Tell us about the NSF early-career grant.

These awards are intended to support early-career faculty to grow their research and teaching program as they move into tenure. My concept is the culmination of everything I’ve done bringing together computational ecology, population and insect ecology to address insect decline. If everyone has access to the same data about insects, why is there a raging debate about insect decline? There’s a human deciding what data goes in at every data point in a model. It conflicts with the idea that you can always come up with a strict numerical answer. My project is about studying and honoring that human element in quantitative ecology. I’m developing tools to evaluate how reliable a conclusion would be based on the window of time chosen by the user and whether we can pull apart multiple sources of variation and critically interrogate what is really changing in the data.

People standing in a field.
Bahlai lab collaborators survey a former surface mine site, now weedy grassland, in Cuyahoga Valley National Park near Akron, Ohio, in preparation for restoration activities.

How does your work impact people’s lives?

Many people are uncomfortable with numbers. People are especially uncomfortable with variation. But natural systems are variable. I’m developing curriculum and have a podcast about demystifying numbers. It’s my mission to preach the good word about natural variability. If we embrace that, we can learn so much more.

How did your postdoc at MSU contribute to where you are today?

I had no idea before working with Doug Landis on NSF’s Long Term Ecological Research (LTER) network that data could be scaled up through a collaboration of people working over decades. I’m interested in long term patterns and the data connectivity made me feel very at home in the LTER network.
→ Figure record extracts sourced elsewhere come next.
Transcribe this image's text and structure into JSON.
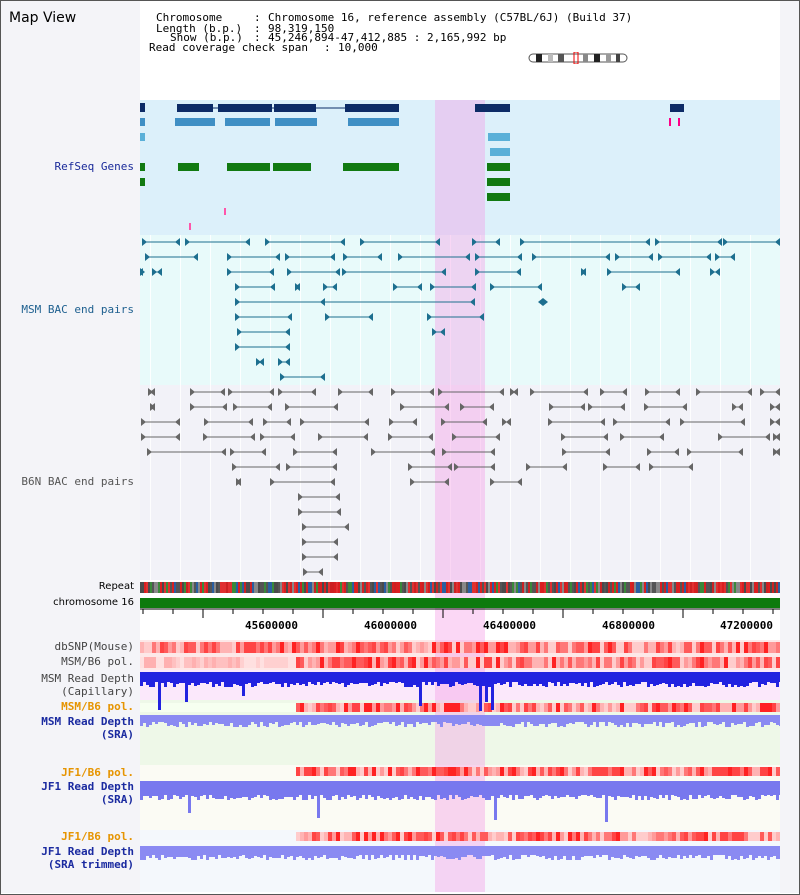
{
  "app": {
    "title": "Map View"
  },
  "header": {
    "chromosome_label": "Chromosome",
    "chromosome_value": "Chromosome 16, reference assembly (C57BL/6J) (Build 37)",
    "length_label": "Length (b.p.)",
    "length_value": "98,319,150",
    "show_label": "Show (b.p.)",
    "show_value": "45,246,894-47,412,885 : 2,165,992 bp",
    "span_label": "Read coverage check span",
    "span_value": "10,000"
  },
  "tracks": {
    "refseq": "RefSeq Genes",
    "msm_bac": "MSM BAC end pairs",
    "b6n_bac": "B6N BAC end pairs",
    "repeat": "Repeat",
    "chromosome": "chromosome 16",
    "dbsnp": "dbSNP(Mouse)",
    "msm_pol": "MSM/B6 pol.",
    "msm_depth_cap_1": "MSM Read Depth",
    "msm_depth_cap_2": "(Capillary)",
    "msm_pol_sra": "MSM/B6 pol.",
    "msm_depth_sra_1": "MSM Read Depth",
    "msm_depth_sra_2": "(SRA)",
    "jf1_pol": "JF1/B6 pol.",
    "jf1_depth_1": "JF1 Read Depth",
    "jf1_depth_2": "(SRA)",
    "jf1_pol_trim": "JF1/B6 pol.",
    "jf1_trim_1": "JF1 Read Depth",
    "jf1_trim_2": "(SRA trimmed)"
  },
  "ruler": {
    "ticks": [
      "45600000",
      "46000000",
      "46400000",
      "46800000",
      "47200000"
    ]
  },
  "colors": {
    "refseq_dark": "#0d2b66",
    "refseq_mid": "#3f8fc4",
    "refseq_light": "#5ab0d8",
    "refseq_green": "#117a11",
    "msm_bac": "#1d6f8f",
    "b6n_bac": "#666666",
    "highlight": "#f7b6ec",
    "chrom_green": "#0e7a0e",
    "depth_blue": "#2020e8",
    "depth_light": "#8a8af0"
  }
}
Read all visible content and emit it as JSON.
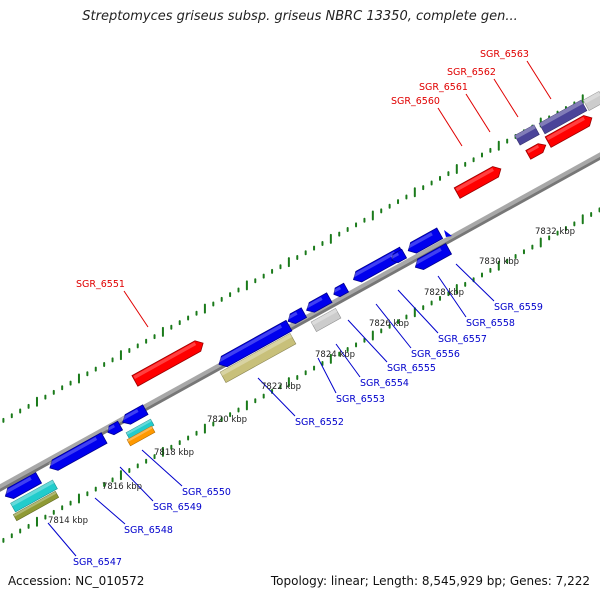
{
  "title": "Streptomyces griseus subsp. griseus NBRC 13350, complete gen...",
  "accession": "Accession: NC_010572",
  "summary": "Topology: linear; Length: 8,545,929 bp; Genes: 7,222",
  "colors": {
    "forward_gene": "#ff0000",
    "reverse_gene": "#0000ee",
    "forward_label": "#e00000",
    "reverse_label": "#0000cc",
    "backbone": "#a8a8a8",
    "tick": "#1a7a1a",
    "domain_khaki": "#c8c07a",
    "domain_cyan": "#22cccc",
    "domain_olive": "#8f9a35",
    "domain_orange": "#ff9900",
    "domain_purple": "#4b4499",
    "domain_grey": "#cccccc"
  },
  "scale_labels": [
    "7814 kbp",
    "7816 kbp",
    "7818 kbp",
    "7820 kbp",
    "7822 kbp",
    "7824 kbp",
    "7826 kbp",
    "7828 kbp",
    "7830 kbp",
    "7832 kbp"
  ],
  "forward_gene_labels": [
    "SGR_6551",
    "SGR_6560",
    "SGR_6561",
    "SGR_6562",
    "SGR_6563"
  ],
  "reverse_gene_labels": [
    "SGR_6547",
    "SGR_6548",
    "SGR_6549",
    "SGR_6550",
    "SGR_6552",
    "SGR_6553",
    "SGR_6554",
    "SGR_6555",
    "SGR_6556",
    "SGR_6557",
    "SGR_6558",
    "SGR_6559"
  ]
}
I continue as an investigator with MSU’s Kellogg Biological Station LTER today, where we keep asking what can we find out next?

Also during my postdoc, I was awarded a Mozilla Science fellowship for people working toward the goal of expanding access to advocacy, education and advancing open science. It gave me space to infiltrate my work with open science and gave me a global network. Many of the guests on my podcast are people from all over the world who I met through the fellowship.

What do you know today that you wish you’d known earlier?

Embrace variability in data (and life!). It’s real, natural and beautiful. Variability is what tells the most interesting stories.